Luckily the smell was kept under control because I clear the "deposits" twice a day and I use baking soda in the litter to control the odor. I also installed this gadget which I briefly mentioned here.
So to start off my duties, I emptied the leftover litter into my compost. That's the good thing about tofu litter, it is bio-degradable.
These two trays are both washed, dried and disinfected with Dettol spray and left to air for an hour or two.
Then this is how I prep my two cats' litter boxes.
I sprinkle a layer of baking soda onto the trays. This is the baking soda that I use. I also use it in my laundry and recently found out that it can also be used as a meat tenderizer.
I add a layer of litter (one packet) into each tray and then sprinkle some baking soda onto the litter. Just a thin layer will do.

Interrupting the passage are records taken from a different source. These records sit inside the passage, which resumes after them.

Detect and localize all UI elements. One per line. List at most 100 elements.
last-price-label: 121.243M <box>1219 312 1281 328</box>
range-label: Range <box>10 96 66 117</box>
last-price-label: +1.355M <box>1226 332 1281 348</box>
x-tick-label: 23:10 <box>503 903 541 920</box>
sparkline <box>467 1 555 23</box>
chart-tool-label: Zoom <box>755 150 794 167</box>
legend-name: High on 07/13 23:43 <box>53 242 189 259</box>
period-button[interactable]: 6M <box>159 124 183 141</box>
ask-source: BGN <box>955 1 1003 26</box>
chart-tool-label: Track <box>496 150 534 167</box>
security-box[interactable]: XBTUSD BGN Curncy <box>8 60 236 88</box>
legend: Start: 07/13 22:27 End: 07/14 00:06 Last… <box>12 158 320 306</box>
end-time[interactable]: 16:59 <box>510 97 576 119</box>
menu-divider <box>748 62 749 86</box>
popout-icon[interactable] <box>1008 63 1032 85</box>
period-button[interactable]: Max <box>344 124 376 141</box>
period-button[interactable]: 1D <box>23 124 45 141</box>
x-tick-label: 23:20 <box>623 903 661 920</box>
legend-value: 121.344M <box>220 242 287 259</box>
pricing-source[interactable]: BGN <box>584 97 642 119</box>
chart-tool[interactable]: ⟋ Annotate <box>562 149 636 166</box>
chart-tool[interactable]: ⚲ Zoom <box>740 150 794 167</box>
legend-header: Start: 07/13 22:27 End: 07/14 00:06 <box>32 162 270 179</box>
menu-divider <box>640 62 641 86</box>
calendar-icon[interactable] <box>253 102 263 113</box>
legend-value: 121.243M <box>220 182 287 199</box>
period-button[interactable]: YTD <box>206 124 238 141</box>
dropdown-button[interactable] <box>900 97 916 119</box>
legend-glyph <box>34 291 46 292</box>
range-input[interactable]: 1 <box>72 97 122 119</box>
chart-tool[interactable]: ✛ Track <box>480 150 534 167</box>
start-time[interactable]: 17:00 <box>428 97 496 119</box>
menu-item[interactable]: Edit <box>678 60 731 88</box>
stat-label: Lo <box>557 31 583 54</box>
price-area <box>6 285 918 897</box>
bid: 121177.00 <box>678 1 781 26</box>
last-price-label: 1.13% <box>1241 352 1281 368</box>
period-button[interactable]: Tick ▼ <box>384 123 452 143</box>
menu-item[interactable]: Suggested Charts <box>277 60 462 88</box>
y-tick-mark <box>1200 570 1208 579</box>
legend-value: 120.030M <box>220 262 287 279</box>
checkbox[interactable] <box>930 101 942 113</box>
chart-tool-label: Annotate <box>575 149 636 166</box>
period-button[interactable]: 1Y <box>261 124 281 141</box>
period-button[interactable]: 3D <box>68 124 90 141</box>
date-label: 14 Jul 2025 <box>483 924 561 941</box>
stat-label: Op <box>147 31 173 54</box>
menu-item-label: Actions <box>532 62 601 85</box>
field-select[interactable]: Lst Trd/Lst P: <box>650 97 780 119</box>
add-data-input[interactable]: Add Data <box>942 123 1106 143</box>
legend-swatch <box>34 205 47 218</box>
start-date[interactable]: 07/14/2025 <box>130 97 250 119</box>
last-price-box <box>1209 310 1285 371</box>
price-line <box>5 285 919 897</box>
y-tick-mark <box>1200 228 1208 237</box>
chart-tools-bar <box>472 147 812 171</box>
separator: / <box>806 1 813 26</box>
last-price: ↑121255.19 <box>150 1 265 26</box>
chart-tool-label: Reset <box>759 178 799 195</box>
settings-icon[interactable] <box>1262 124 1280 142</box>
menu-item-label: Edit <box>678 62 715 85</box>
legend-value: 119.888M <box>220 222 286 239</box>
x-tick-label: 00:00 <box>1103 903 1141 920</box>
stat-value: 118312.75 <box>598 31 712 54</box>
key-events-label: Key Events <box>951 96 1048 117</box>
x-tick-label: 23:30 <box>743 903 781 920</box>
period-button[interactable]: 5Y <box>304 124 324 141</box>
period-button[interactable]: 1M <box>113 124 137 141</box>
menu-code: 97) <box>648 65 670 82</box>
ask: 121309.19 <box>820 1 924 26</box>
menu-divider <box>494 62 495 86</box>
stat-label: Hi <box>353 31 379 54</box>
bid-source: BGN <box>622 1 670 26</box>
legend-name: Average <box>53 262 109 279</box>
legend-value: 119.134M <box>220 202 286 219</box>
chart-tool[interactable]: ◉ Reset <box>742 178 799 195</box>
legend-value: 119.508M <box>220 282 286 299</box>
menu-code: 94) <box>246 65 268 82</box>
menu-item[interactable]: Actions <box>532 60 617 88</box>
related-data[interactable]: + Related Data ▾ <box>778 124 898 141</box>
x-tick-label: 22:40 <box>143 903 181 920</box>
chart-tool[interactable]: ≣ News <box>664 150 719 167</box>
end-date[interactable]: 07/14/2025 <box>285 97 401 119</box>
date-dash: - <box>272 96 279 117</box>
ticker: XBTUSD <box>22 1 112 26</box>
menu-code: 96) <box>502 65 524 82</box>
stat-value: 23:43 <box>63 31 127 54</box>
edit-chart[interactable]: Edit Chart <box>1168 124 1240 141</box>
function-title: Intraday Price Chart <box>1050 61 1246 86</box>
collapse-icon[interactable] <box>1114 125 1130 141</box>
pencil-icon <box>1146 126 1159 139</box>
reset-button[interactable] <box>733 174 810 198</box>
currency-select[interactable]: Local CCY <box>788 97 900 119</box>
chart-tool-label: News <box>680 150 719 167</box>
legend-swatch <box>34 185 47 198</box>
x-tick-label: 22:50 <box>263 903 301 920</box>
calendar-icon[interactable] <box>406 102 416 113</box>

Then put back the hoods. When I first installed these hooded litter boxes, I left the flaps open to make it easier and to encourage my girls to use their toilets. Initially, they refused to use the litter boxes, preferring the open one outside. But they have since accepted their new toilets.
Then I closed the flaps and cats being very clever creatures, they figured out that they need only enter and the flap will open to accommodate them. This type of litter box is easier on the eyes especially indoors as you don't see an open toilet (and the "deposits" hah..hah...).
Another thing I like about it is that there is very little tracking when the cat steps out of the box. You only see a little bit of litter on the step (a tell tale sign that your cat has used the toilet) and a tiny bit on the floor.